The bill is not small. The San Francisco Chronicle reported that Cloudflare expects $140 million to $150 million in restructuring charges, mostly for severance, benefits and related costs, with most of the charge landing in the second quarter and the plan substantially complete by the end of the third quarter. Departing U.S. employees are set to receive base pay through the end of 2026, and the company said it would continue health care support through the end of the year.
The jobs left behind look different
Here's the thing if you're building a company now: this isn't really a story about fewer employees. Prince has said he expects Cloudflare to have more total employees in 2027 than at any point in 2026. The question is who those employees are. A company can grow headcount and still make life much harder for people whose jobs are built around coordination, approval chains and internal reporting.

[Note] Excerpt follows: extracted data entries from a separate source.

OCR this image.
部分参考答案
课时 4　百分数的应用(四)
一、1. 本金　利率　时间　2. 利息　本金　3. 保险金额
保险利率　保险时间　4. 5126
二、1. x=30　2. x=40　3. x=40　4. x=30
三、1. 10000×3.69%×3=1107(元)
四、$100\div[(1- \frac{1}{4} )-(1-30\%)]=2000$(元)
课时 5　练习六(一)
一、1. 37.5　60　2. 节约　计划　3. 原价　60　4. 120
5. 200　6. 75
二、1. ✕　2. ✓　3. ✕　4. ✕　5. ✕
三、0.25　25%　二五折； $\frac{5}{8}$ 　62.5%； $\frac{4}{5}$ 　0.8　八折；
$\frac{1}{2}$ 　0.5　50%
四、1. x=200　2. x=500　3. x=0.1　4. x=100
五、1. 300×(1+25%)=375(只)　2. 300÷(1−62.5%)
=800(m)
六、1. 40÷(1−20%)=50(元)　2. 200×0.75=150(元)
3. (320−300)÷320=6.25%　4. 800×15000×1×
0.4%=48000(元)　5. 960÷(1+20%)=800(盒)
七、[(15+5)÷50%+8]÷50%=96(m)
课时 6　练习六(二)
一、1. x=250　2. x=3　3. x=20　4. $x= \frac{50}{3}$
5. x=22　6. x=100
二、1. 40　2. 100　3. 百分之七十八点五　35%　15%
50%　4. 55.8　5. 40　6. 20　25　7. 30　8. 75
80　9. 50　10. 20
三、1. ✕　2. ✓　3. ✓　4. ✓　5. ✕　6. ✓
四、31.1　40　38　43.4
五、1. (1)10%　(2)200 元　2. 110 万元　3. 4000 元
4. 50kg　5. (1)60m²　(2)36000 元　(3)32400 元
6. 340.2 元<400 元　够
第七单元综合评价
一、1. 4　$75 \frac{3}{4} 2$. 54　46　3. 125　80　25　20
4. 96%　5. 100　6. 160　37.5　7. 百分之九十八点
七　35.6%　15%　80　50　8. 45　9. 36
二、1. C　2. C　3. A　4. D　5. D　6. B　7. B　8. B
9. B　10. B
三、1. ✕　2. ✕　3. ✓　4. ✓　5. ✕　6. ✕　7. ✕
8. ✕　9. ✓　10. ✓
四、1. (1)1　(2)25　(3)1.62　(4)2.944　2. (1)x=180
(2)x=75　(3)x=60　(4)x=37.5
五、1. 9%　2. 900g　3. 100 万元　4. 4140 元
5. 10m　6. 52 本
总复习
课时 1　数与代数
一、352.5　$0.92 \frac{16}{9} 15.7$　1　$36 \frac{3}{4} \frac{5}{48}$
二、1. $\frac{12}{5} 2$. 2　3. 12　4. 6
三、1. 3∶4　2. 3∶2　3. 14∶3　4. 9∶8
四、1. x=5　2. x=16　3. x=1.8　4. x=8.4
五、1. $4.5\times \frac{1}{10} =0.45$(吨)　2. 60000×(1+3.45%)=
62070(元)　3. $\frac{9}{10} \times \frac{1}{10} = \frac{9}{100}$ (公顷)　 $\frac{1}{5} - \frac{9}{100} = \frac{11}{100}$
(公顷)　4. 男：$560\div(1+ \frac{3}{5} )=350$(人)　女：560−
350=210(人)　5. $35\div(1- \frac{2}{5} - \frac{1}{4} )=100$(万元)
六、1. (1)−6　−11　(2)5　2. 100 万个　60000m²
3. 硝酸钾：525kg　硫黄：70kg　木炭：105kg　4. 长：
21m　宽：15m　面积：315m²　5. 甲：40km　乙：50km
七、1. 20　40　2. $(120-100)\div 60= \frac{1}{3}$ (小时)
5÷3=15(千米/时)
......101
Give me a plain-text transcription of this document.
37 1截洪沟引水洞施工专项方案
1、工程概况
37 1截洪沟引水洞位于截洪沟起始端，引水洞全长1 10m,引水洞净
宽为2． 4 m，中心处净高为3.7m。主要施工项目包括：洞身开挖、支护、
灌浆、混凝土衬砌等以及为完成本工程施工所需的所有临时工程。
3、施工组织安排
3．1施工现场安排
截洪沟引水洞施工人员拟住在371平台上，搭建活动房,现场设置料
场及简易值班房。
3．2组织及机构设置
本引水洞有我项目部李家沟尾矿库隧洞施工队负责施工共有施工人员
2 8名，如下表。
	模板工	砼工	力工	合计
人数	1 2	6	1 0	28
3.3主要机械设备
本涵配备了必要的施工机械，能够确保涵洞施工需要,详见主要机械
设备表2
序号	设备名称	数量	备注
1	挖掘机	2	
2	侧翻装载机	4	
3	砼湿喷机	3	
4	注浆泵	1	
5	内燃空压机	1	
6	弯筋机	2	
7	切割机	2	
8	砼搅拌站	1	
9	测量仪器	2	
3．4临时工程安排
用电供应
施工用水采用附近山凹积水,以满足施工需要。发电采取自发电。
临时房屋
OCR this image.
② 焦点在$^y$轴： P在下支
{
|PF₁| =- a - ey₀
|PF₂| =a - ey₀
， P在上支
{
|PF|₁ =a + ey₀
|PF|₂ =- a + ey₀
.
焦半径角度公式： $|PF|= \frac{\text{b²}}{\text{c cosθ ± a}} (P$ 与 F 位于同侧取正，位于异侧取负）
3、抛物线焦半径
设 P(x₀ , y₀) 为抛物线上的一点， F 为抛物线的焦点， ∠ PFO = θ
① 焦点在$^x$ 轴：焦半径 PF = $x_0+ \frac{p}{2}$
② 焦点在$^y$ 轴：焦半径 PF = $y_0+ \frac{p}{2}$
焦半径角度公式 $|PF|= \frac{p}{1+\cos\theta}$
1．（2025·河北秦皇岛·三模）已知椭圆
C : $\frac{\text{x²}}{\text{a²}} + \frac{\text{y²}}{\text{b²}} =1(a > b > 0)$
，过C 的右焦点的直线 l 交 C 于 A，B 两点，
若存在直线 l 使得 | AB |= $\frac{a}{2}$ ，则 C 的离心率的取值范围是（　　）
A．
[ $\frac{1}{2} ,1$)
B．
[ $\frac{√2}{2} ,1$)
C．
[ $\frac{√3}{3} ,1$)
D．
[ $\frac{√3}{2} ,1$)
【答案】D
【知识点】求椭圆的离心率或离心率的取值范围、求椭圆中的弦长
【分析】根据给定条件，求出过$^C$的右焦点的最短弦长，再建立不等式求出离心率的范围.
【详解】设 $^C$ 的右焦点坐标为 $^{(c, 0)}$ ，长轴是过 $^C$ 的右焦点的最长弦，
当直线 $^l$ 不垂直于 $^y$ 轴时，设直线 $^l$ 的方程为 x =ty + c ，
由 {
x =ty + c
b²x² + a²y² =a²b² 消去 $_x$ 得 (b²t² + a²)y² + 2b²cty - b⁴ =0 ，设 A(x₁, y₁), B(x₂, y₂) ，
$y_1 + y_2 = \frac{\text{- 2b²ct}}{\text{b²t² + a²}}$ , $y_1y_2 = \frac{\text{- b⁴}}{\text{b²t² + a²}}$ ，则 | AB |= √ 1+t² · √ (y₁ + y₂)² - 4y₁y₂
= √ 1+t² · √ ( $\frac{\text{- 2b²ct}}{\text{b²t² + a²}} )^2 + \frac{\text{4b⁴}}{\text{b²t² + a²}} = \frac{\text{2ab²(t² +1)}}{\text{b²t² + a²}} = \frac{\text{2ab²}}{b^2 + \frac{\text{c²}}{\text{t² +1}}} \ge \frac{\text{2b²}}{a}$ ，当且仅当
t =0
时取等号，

Engineers who can use AI agents well become more valuable in this version of the company. They don't just write code faster. They direct tools, check outputs, design workflows and decide where automation breaks. That is a different skill from merely sitting near a technical team and measuring its progress for someone upstairs. Frankly, a lot of companies have carried too much of that second kind of work because nobody had a better way to keep the machine visible.
Sales also survives Prince's filter, at least for now, because customers still want a person who understands their problem and can be trusted when something goes wrong. That part is easy to overlook in AI restructuring stories. Cloudflare isn't saying all human work is equally exposed. It is saying the safest work either creates the thing being sold or persuades a real customer to buy it.
The uncomfortable part is that this creates a narrower path for many white-collar workers. The old bargain said you could move into operations, management, finance process or internal coordination and build a durable career around making organizations run. Cloudflare is now telling you that some of that glue can be software. Not all of it. Enough of it to cut more than 1,100 roles while adding engineers.
Prince's claim that every company will move this way may be too neat, because every company likes to believe its restructuring is the future arriving early. Still, Cloudflare has put real numbers behind the argument: 20% of staff cut, engineering headcount up 45%, AI usage up more than 600%, and a restructuring charge that runs into nine figures. Those are not vibes. They are the shape of an operating model being rebuilt in public.
The lesson for founders is direct. Don't ask whether AI will replace jobs in the abstract. Look at each role and ask whether it builds, sells or mostly measures. Cloudflare has already answered that question inside its own walls, and more companies will copy the answer if the engineering output keeps rising.